Gele helmbloem

Gele helmbloem
Pseudofumaria lutea
Papaverfamilie
---------------------------------------------------------------
De bloemen van de gele helmbloem zijn fraai goudgeel. Het bovenste kroonblad heeft aan de voet een honingspoor, waarin door een klier nectar wordt afgescheiden.
De gele helmbloem komt oorspronkelijk uit het zuidelijk deel van de Alpen. In Nederland is hij ingevoerd als sierplant. Halverwege de negentiende eeuw doken de eerste verwilderde exemplaren op en wel op de oude stadsmuren van Maastricht.
Heel langzaam verspreidde de plant zich over Nederland. Nu is het een alledaagse stadsplant die te vinden is op steenachtige, kalkhoudende grond. We kunnen hem vooral vinden op de muren van historische gebouwen, oude stadsmuren, vestingwerken en tuinmuren. Die voorkeur heeft te maken met de samenstelling van de specie waarmee de oude muren gemetseld zijn. Vroeger werd er veel meer kalk in verwerkt dan nu gebruikelijk is. De muren in de Willem Merkxtuin voldoen aan deze voorwaarde. Verder kan worden aangetekend dat de plant ook heel makkelijk vanuit tuinen verwildert.

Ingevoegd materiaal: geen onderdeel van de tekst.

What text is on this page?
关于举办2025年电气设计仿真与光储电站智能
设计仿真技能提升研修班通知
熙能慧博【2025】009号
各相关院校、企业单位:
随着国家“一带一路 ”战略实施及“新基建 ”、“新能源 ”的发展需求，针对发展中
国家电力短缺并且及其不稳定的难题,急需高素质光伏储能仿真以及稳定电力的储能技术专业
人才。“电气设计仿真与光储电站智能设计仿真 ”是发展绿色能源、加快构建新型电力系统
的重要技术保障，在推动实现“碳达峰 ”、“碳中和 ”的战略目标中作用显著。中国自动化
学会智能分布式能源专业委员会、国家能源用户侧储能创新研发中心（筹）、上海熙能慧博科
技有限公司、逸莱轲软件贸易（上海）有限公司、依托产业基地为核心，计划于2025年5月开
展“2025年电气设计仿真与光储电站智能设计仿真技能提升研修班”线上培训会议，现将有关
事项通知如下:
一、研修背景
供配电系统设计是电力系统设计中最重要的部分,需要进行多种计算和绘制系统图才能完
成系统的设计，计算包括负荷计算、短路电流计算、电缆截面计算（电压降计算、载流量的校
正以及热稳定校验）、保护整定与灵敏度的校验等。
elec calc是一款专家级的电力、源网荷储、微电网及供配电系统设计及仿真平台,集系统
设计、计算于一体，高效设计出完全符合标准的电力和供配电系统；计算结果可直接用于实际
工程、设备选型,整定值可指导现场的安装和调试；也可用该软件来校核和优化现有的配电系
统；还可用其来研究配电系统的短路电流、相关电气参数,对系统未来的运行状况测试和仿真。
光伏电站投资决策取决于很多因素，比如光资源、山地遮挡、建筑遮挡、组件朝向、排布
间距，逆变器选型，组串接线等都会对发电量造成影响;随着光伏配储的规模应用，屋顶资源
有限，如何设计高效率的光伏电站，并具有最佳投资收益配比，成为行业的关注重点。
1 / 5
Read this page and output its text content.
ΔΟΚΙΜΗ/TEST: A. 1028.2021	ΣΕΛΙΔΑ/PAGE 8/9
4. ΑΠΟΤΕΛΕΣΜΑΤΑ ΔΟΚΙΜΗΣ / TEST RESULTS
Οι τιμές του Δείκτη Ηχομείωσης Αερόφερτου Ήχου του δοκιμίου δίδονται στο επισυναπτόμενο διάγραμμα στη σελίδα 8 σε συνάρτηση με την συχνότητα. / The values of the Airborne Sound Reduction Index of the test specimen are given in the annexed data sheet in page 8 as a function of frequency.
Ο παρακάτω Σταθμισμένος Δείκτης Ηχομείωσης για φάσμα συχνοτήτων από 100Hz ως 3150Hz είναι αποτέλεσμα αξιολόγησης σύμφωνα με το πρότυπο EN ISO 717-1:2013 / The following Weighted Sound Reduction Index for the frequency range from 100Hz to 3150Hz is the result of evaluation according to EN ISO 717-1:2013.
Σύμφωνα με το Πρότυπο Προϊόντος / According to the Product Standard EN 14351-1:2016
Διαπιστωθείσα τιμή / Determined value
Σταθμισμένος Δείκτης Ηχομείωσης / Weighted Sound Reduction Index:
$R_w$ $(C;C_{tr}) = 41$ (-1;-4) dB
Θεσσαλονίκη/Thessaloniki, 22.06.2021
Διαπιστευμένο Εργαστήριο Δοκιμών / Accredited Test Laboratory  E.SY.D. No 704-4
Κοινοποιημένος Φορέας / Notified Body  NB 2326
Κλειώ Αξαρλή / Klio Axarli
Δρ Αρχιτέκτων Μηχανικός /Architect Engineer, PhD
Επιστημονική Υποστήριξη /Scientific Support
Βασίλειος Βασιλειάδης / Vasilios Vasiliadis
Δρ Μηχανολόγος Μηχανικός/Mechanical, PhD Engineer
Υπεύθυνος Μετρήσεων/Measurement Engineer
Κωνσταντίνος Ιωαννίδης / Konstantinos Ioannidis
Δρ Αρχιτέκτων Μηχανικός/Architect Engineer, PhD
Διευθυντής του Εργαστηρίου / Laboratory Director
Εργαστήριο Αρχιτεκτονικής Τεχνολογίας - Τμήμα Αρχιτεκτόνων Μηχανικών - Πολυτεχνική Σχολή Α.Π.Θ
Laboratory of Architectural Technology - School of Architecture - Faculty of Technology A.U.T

Hoewel de gele helmbloem niet tot de familie van de vlinderbloemigen behoort, lijkt zij daar in de bloem en de peulvrucht wel op. Dat geldt ook voor de manier waarop de bestuiving van de bloem tot stand komt. Een insect gaat op de zijdelingse kroonbladen zitten die daardoor omlaag veren waardoor de meeldraden en stamper naar buiten komen. Het insect strijkt erlangs en zo komt stuifmeel van een vorige bloem op de stamper terecht. Deze kruisbestuiving is een voorwaarde voor zaadvorming bij de helmbloem. De zwarte zaden hebben een afstaand, wit ‘mierenbroodje’, een olierijk aanhangsel waar mieren dol op zijn. Zij verslepen de zaden en zorgen zo voor de verspreiding van de plant.

De geslachtsnaam ‘Pseudofumaria’ wil zeggen dat de plant lijkt op ‘Fumaria’, duivenkervel, een andere plant uit de papaverfamilie. De vertaling van ‘Fumaria’ is letterlijk ‘rook uit de aarde’. Voor deze naam bestaat geen eenduidige verklaring. De Nederlandse naam ‘helmbloem’ duidt op de vorm van de bloem. De soortaanduiding ‘ lutea’ betekent ‘geel’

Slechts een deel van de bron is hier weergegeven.